The Decision Framework

  1. Is your audio sensitive? If not, most reputable providers work fine.
  2. If yes: check whether the provider defaults to training (Otter, Happy Scribe, Rev's proprietary AI) and either opt out or choose a different provider.
  3. Do you need contractual non-training language? Get a DPA that includes it, not just an app toggle.
  4. Do you need structural non-training assurance? Choose a provider using pretrained models in inference mode (Whisper-based tools, TurboScribe, Fireflies).
  5. Is the content extraordinarily sensitive? Self-host Whisper on your own hardware.

For GDPR-regulated contexts, see GDPR-compliant transcription for the regulatory framing, which involves more than training policy.

FAQ

Does OpenAI use Whisper API audio to train its models?

No. OpenAI's enterprise privacy policy states that data submitted through the API is not used to train models. This applies by default to all API customers, including those using the Whisper endpoint. You do not need to do anything to opt out; the default is already off. Zero Data Retention is available for enterprise customers who want additional assurance.

How do I opt out of Deepgram's model training?

Deepgram's Model Improvement Partnership Program is opt-in, meaning you are not enrolled by default. If you want to explicitly exclude individual API requests, add mip_opt_out=true as a query parameter. Data from opted-out requests is retained only for the duration needed to process the request. Program participants receive discounted pricing, but opting out does not trigger any penalty.

Does Otter.ai train on my meeting recordings?

Yes, per Otter's privacy policy. Otter trains its proprietary AI on de-identified audio recordings and transcriptions from customer meetings. The training is automatic and default-on. An active federal class action filed in 2025 challenges whether this practice met informed consent standards. If training on your meeting content is unacceptable, this is a firm reason to choose a different provider.

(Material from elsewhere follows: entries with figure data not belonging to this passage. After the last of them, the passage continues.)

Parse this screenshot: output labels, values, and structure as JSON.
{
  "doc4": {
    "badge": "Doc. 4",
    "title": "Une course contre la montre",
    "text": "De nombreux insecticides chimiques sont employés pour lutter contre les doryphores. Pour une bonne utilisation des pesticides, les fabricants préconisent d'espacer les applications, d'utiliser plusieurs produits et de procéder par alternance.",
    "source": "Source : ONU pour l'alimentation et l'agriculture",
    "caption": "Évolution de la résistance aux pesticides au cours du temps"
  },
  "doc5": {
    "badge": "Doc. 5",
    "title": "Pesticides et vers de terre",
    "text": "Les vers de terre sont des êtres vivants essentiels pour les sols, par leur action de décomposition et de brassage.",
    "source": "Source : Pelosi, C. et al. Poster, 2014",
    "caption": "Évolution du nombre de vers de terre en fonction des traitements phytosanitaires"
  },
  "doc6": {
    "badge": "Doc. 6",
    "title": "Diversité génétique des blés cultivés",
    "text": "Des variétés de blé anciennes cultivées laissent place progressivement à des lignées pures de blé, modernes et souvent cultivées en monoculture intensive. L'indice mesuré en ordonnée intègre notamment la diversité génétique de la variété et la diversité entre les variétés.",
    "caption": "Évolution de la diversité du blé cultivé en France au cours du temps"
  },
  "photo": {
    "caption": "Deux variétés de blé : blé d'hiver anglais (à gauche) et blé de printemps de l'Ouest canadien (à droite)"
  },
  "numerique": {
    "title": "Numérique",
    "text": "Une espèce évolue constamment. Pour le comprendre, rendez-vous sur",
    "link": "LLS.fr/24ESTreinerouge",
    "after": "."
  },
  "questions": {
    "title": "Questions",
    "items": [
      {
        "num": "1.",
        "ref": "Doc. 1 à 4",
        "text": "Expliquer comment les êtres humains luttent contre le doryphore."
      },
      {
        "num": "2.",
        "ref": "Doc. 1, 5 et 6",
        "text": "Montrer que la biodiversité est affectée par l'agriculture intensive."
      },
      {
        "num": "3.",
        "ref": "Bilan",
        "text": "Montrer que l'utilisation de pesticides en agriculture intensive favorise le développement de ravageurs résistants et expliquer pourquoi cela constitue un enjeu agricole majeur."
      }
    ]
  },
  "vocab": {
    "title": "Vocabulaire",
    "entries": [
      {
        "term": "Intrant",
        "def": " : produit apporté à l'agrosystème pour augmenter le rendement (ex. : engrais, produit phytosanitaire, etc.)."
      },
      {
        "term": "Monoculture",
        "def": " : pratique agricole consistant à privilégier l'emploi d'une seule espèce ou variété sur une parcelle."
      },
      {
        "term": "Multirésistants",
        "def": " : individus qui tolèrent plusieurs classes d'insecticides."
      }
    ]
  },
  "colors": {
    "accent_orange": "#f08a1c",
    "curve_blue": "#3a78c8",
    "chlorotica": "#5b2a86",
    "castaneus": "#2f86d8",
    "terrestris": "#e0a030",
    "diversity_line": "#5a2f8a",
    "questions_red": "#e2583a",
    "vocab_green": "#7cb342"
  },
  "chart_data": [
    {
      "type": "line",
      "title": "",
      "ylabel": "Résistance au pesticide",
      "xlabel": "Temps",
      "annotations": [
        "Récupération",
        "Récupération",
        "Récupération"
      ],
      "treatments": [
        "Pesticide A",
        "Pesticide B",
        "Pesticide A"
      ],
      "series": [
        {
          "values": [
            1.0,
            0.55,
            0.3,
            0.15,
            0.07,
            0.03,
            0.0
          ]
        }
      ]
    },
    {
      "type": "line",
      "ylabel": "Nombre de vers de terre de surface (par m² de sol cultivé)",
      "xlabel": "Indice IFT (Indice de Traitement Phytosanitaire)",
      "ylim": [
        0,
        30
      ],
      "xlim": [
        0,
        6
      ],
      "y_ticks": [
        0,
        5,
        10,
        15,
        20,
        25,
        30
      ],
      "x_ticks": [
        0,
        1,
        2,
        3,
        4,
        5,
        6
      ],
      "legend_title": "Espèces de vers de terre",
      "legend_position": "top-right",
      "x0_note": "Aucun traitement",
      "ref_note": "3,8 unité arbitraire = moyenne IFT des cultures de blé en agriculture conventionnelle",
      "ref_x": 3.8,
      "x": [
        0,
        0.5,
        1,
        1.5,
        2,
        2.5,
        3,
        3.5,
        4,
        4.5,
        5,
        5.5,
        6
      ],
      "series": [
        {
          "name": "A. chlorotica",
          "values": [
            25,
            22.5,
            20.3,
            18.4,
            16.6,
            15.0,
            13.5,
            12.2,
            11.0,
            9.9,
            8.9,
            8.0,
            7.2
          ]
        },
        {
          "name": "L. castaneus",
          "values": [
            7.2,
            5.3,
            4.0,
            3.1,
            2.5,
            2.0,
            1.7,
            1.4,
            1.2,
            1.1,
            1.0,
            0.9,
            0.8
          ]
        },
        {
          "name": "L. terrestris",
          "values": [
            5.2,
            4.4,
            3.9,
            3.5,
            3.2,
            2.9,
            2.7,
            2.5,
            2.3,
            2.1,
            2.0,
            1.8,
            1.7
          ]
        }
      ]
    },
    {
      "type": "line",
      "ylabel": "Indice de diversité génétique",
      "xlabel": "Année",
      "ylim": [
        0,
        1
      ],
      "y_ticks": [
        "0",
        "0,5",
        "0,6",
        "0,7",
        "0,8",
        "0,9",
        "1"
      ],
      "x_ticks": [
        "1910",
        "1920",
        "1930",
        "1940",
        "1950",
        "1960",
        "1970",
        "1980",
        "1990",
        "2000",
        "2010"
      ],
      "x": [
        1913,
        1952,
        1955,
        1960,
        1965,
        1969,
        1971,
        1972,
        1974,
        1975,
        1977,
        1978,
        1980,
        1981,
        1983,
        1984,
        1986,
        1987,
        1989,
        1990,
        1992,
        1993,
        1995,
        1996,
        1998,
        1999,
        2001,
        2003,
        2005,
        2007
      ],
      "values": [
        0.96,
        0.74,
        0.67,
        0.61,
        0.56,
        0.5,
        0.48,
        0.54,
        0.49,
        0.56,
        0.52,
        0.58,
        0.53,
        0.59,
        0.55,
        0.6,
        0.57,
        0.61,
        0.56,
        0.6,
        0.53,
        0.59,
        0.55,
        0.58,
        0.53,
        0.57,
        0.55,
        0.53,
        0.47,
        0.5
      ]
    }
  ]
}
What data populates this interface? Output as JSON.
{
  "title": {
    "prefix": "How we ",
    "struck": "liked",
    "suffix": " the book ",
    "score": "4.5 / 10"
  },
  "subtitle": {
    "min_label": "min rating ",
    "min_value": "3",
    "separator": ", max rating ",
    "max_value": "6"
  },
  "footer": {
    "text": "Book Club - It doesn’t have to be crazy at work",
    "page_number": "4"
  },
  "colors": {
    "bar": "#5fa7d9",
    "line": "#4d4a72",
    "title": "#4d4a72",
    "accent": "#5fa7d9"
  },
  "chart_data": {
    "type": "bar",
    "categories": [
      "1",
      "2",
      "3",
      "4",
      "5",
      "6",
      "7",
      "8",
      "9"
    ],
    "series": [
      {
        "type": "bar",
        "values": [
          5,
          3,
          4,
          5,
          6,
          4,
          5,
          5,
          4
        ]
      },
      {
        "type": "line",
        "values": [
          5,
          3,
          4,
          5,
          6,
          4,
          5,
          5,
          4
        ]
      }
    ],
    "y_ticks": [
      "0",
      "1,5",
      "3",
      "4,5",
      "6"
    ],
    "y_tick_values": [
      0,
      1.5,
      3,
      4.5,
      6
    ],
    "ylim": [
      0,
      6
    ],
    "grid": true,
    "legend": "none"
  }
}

Is Google Cloud Speech-to-Text data logging on by default?

No. Data logging for Google Cloud Speech-to-Text is opt-in. Unless you have actively enabled it in your Cloud Console, your audio is processed and discarded. Customers who opt in get lower pricing in exchange for contributing data. If you have an existing project where logging may have been enabled previously, verify the current setting under Cloud Console, APIs and Services, Cloud Speech API, Data logging tab.

What is the strongest protection against a vendor training on my audio?

A combination of two things: a DPA with explicit contractual language prohibiting training, and choosing a provider whose technical architecture makes training on your data structurally infeasible (such as one using a pretrained Whisper model in inference-only mode). A DPA is enforceable in court; an app toggle is not. Structural non-training (no training infrastructure, pretrained-only model) is harder to circumvent even if a policy later changes.